Frances Streuli’s birthday was yesterday. She would have been 105. She dreamed that everyone would have a cookie.
She made the best cookies and she loved to see people enjoying them. Peanut butter, chocolate chip, oatmeal raisin, take your pick. But the special ones were the sugar cookies, always on theme thanks to drawers full of carefully curated cutters, meticulously decorated in such detail the finer lines of icing were applied with a toothpick. It was edible art that sometimes took all night.
Most problems can be made better with a cookie, and a cookie that’s been made with hours of love makes even the biggest woes a little sweeter. How upset can you be when you’re eating a cookie?
One of Rotary’s successes is having a meeting that’s built around a meal. Meetings could have been held at 7 pm, with members coming in after dinner, but it wouldn’t be the same. Breakfast club, lunch club or dinner club, Rotary means a meal, and that means a different level of fellowship than sitting in uniform rows of white plastic folding chairs or on some hardwood Presbyterian pew.

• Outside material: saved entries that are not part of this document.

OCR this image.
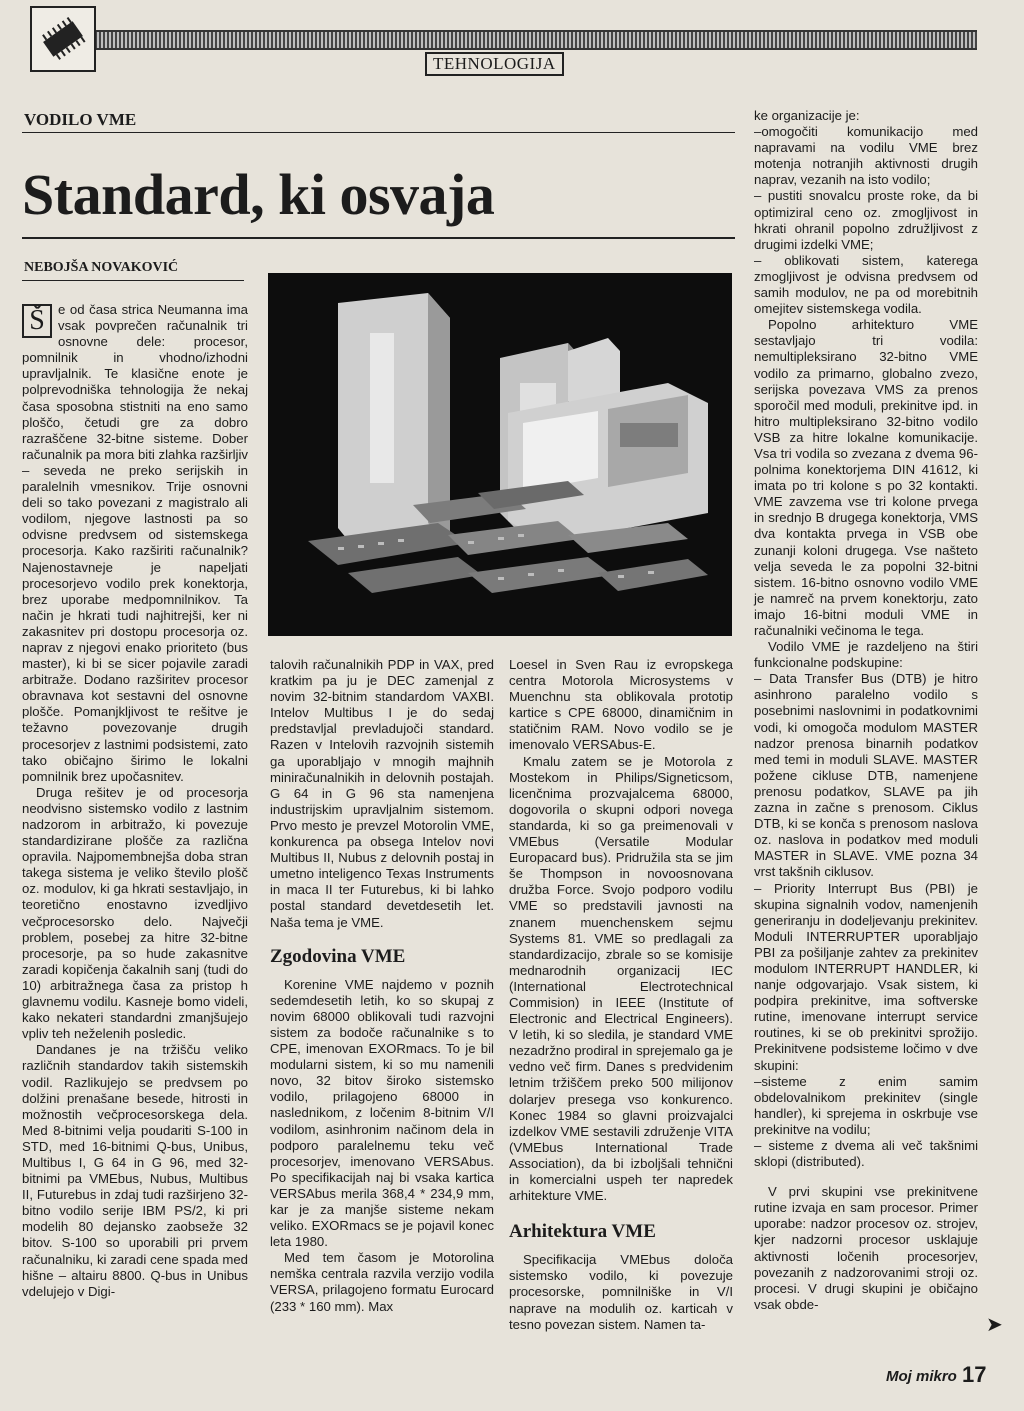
TEHNOLOGIJA
VODILO VME
Standard, ki osvaja
NEBOJŠA NOVAKOVIĆ

Š	e od časa strica Neumanna ima vsak povprečen računalnik tri osnovne dele: procesor, pomnilnik in vhodno/izhodni upravljalnik. Te klasične enote je polprevodniška tehnologija že nekaj časa sposobna stistniti na eno samo ploščo, četudi gre za dobro razraščene 32-bitne sisteme. Dober računalnik pa mora biti zlahka razširljiv – seveda ne preko serijskih in paralelnih vmesnikov. Trije osnovni deli so tako povezani z magistralo ali vodilom, njegove lastnosti pa so odvisne predvsem od sistemskega procesorja. Kako razširiti računalnik? Najenostavneje je napeljati procesorjevo vodilo prek konektorja, brez uporabe medpomnilnikov. Ta način je hkrati tudi najhitrejši, ker ni zakasnitev pri dostopu procesorja oz. naprav z njegovi enako prioriteto (bus master), ki bi se sicer pojavile zaradi arbitraže. Dodano razširitev procesor obravnava kot sestavni del osnovne plošče. Pomanjkljivost te rešitve je težavno povezovanje drugih procesorjev z lastnimi podsistemi, zato tako običajno širimo le lokalni pomnilnik brez upočasnitev.

Druga rešitev je od procesorja neodvisno sistemsko vodilo z lastnim nadzorom in arbitražo, ki povezuje standardizirane plošče za različna opravila. Najpomembnejša doba stran takega sistema je veliko število plošč oz. modulov, ki ga hkrati sestavljajo, in teoretično enostavno izvedljivo večprocesorsko delo. Največji problem, posebej za hitre 32-bitne procesorje, pa so hude zakasnitve zaradi kopičenja čakalnih sanj (tudi do 10) arbitražnega časa za pristop h glavnemu vodilu. Kasneje bomo videli, kako nekateri standardni zmanjšujejo vpliv teh neželenih posledic.

Dandanes je na tržišču veliko različnih standardov takih sistemskih vodil. Razlikujejo se predvsem po dolžini prenašane besede, hitrosti in možnostih večprocesorskega dela. Med 8-bitnimi velja poudariti S-100 in STD, med 16-bitnimi Q-bus, Unibus, Multibus I, G 64 in G 96, med 32-bitnimi pa VMEbus, Nubus, Multibus II, Futurebus in zdaj tudi razširjeno 32-bitno vodilo serije IBM PS/2, ki pri modelih 80 dejansko zaobseže 32 bitov. S-100 so uporabili pri prvem računalniku, ki zaradi cene spada med hišne – altairu 8800. Q-bus in Unibus vdelujejo v Digi-

talovih računalnikih PDP in VAX, pred kratkim pa ju je DEC zamenjal z novim 32-bitnim standardom VAXBI. Intelov Multibus I je do sedaj predstavljal prevladujoči standard. Razen v Intelovih razvojnih sistemih ga uporabljajo v mnogih majhnih miniračunalnikih in delovnih postajah. G 64 in G 96 sta namenjena industrijskim upravljalnim sistemom. Prvo mesto je prevzel Motorolin VME, konkurenca pa obsega Intelov novi Multibus II, Nubus z delovnih postaj in umetno inteligenco Texas Instruments in maca II ter Futurebus, ki bi lahko postal standard devetdesetih let. Naša tema je VME.

Zgodovina VME

Korenine VME najdemo v poznih sedemdesetih letih, ko so skupaj z novim 68000 oblikovali tudi razvojni sistem za bodoče računalnike s to CPE, imenovan EXORmacs. To je bil modularni sistem, ki so mu namenili novo, 32 bitov široko sistemsko vodilo, prilagojeno 68000 in naslednikom, z ločenim 8-bitnim V/I vodilom, asinhronim načinom dela in podporo paralelnemu teku več procesorjev, imenovano VERSAbus. Po specifikacijah naj bi vsaka kartica VERSAbus merila 368,4 * 234,9 mm, kar je za manjše sisteme nekam veliko. EXORmacs se je pojavil konec leta 1980.

Med tem časom je Motorolina nemška centrala razvila verzijo vodila VERSA, prilagojeno formatu Eurocard (233 * 160 mm). Max

Loesel in Sven Rau iz evropskega centra Motorola Microsystems v Muenchnu sta oblikovala prototip kartice s CPE 68000, dinamičnim in statičnim RAM. Novo vodilo se je imenovalo VERSAbus-E.

Kmalu zatem se je Motorola z Mostekom in Philips/Signeticsom, licenčnima prozvajalcema 68000, dogovorila o skupni odpori novega standarda, ki so ga preimenovali v VMEbus (Versatile Modular Europacard bus). Pridružila sta se jim še Thompson in novoosnovana družba Force. Svojo podporo vodilu VME so predstavili javnosti na znanem muenchenskem sejmu Systems 81. VME so predlagali za standardizacijo, zbrale so se komisije mednarodnih organizacij IEC (International Electrotechnical Commision) in IEEE (Institute of Electronic and Electrical Engineers). V letih, ki so sledila, je standard VME nezadržno prodiral in sprejemalo ga je vedno več firm. Danes s predvidenim letnim tržiščem preko 500 milijonov dolarjev presega vso konkurenco. Konec 1984 so glavni proizvajalci izdelkov VME sestavili združenje VITA (VMEbus International Trade Association), da bi izboljšali tehnični in komercialni uspeh ter napredek arhitekture VME.

Arhitektura VME

Specifikacija VMEbus določa sistemsko vodilo, ki povezuje procesorske, pomnilniške in V/I naprave na modulih oz. karticah v tesno povezan sistem. Namen ta-

ke organizacije je:

–omogočiti komunikacijo med napravami na vodilu VME brez motenja notranjih aktivnosti drugih naprav, vezanih na isto vodilo;

– pustiti snovalcu proste roke, da bi optimiziral ceno oz. zmogljivost in hkrati ohranil popolno združljivost z drugimi izdelki VME;

– oblikovati sistem, katerega zmogljivost je odvisna predvsem od samih modulov, ne pa od morebitnih omejitev sistemskega vodila.

Popolno arhitekturo VME sestavljajo tri vodila: nemultipleksirano 32-bitno VME vodilo za primarno, globalno zvezo, serijska povezava VMS za prenos sporočil med moduli, prekinitve ipd. in hitro multipleksirano 32-bitno vodilo VSB za hitre lokalne komunikacije. Vsa tri vodila so zvezana z dvema 96-polnima konektorjema DIN 41612, ki imata po tri kolone s po 32 kontakti. VME zavzema vse tri kolone prvega in srednjo B drugega konektorja, VMS dva kontakta prvega in VSB obe zunanji koloni drugega. Vse našteto velja seveda le za popolni 32-bitni sistem. 16-bitno osnovno vodilo VME je namreč na prvem konektorju, zato imajo 16-bitni moduli VME in računalniki večinoma le tega.

Vodilo VME je razdeljeno na štiri funkcionalne podskupine:

– Data Transfer Bus (DTB) je hitro asinhrono paralelno vodilo s posebnimi naslovnimi in podatkovnimi vodi, ki omogoča modulom MASTER nadzor prenosa binarnih podatkov med temi in moduli SLAVE. MASTER požene cikluse DTB, namenjene prenosu podatkov, SLAVE pa jih zazna in začne s prenosom. Ciklus DTB, ki se konča s prenosom naslova oz. naslova in podatkov med moduli MASTER in SLAVE. VME pozna 34 vrst takšnih ciklusov.

– Priority Interrupt Bus (PBI) je skupina signalnih vodov, namenjenih generiranju in dodeljevanju prekinitev. Moduli INTERRUPTER uporabljajo PBI za pošiljanje zahtev za prekinitev modulom INTERRUPT HANDLER, ki nanje odgovarjajo. Vsak sistem, ki podpira prekinitve, ima softverske rutine, imenovane interrupt service routines, ki se ob prekinitvi sprožijo. Prekinitvene podsisteme ločimo v dve skupini:

–sisteme z enim samim obdelovalnikom prekinitev (single handler), ki sprejema in oskrbuje vse prekinitve na vodilu;

– sisteme z dvema ali več takšnimi sklopi (distributed).

V prvi skupini vse prekinitvene rutine izvaja en sam procesor. Primer uporabe: nadzor procesov oz. strojev, kjer nadzorni procesor usklajuje aktivnosti ločenih procesorjev, povezanih z nadzorovanimi stroji oz. procesi. V drugi skupini je običajno vsak obde-

➤
Moj mikro 17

Food gives us a chance to talk. Round tables give us a chance to see who we’re talking to. And the dessert table — well, that just puts us in a better mood. How could it not? There are cookies.

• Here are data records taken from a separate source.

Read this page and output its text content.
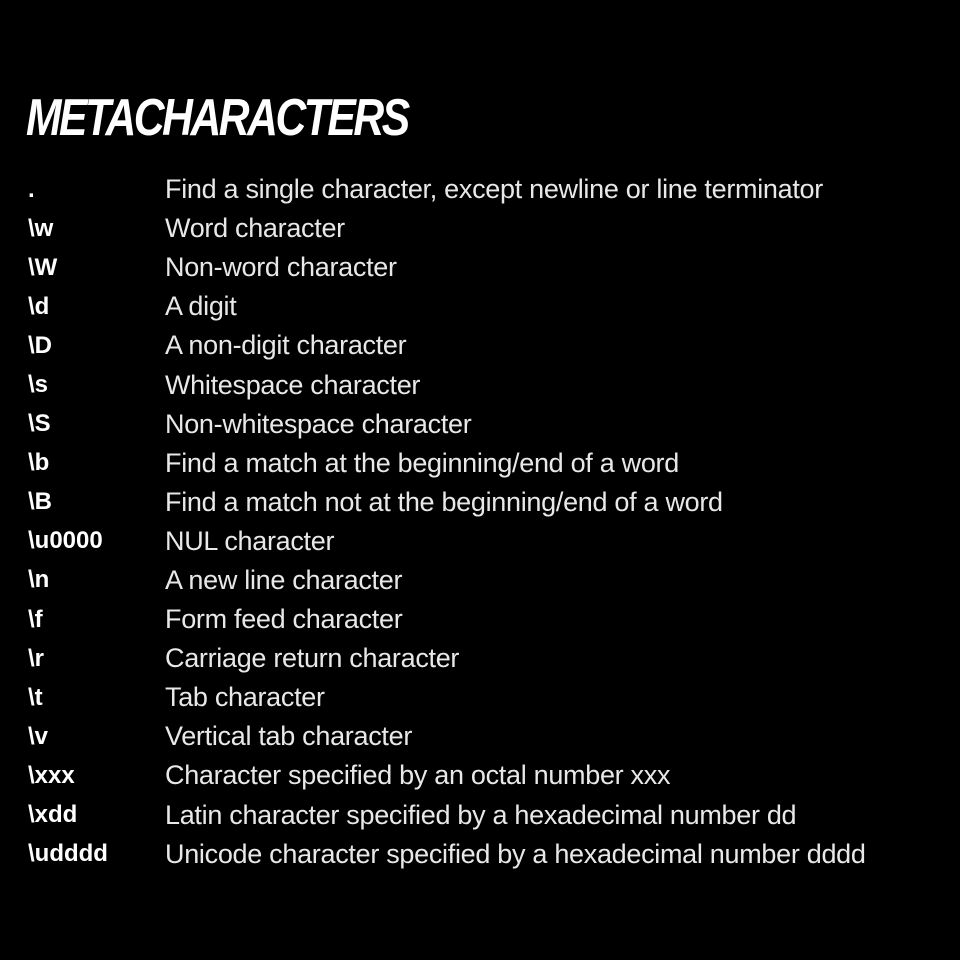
METACHARACTERS
.	Find a single character, except newline or line terminator
\w	Word character
\W	Non-word character
\d	A digit
\D	A non-digit character
\s	Whitespace character
\S	Non-whitespace character
\b	Find a match at the beginning/end of a word
\B	Find a match not at the beginning/end of a word
\u0000	NUL character
\n	A new line character
\f	Form feed character
\r	Carriage return character
\t	Tab character
\v	Vertical tab character
\xxx	Character specified by an octal number xxx
\xdd	Latin character specified by a hexadecimal number dd
\udddd	Unicode character specified by a hexadecimal number dddd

Robin Dunbar’s University of Oxford 2107 study revealed that the more often people eat with others, the more likely they are to feel happy and satisfied with their lives.
The results suggested that communal eating increases social bonding and feelings of wellbeing, and enhances one’s sense of contentedness and embedding within the community.
Researchers found that people who eat socially are not only more likely to feel better about themselves, they’re also more likely to have a wider social network capable of providing social and emotional support.
“In addition to the emotional and collaborative aspects, food also serves as a catalyst for conversation and social interaction,” blogger Chole observed. “Sharing a meal provides a natural setting for people to engage in meaningful conversations, exchange stories, and connect on a deeper level. The act of breaking bread together creates a relaxed and comfortable atmosphere, allowing individuals to open up and share their thoughts and experiences. Whether it’s discussing current events, sharing personal anecdotes, or simply engaging in light-hearted banter, the shared experience of a meal encourages communication and strengthens relationships.”
Ron DeGrange was full of cowboy wit and wisdom, a purveyor of sage advice: “You can’t tell someone who’s 25 what it’s like to be 40 and you can’t tell someone who’s single what it’s like to be married. They’ll know when they get there.” And rancher analogies: “I ain’t had that much fun since the hogs ate my little brother.” One of his Stetson-shaded views was that everyone should have seven friends, one you could visit each night of the week for dinner.
Frances wasn’t a Rotarian or even a Rotary Ann. But there’s no doubt those cookies built plenty of goodwill and better friendships.
Martin Luther King Jr.’s birthday was yesterday, too. He would have been 95. He dreamed that one day on the red hills of Georgia the sons of former slaves and the sons of former slave owners would be able to sit down together at the table of brotherhood.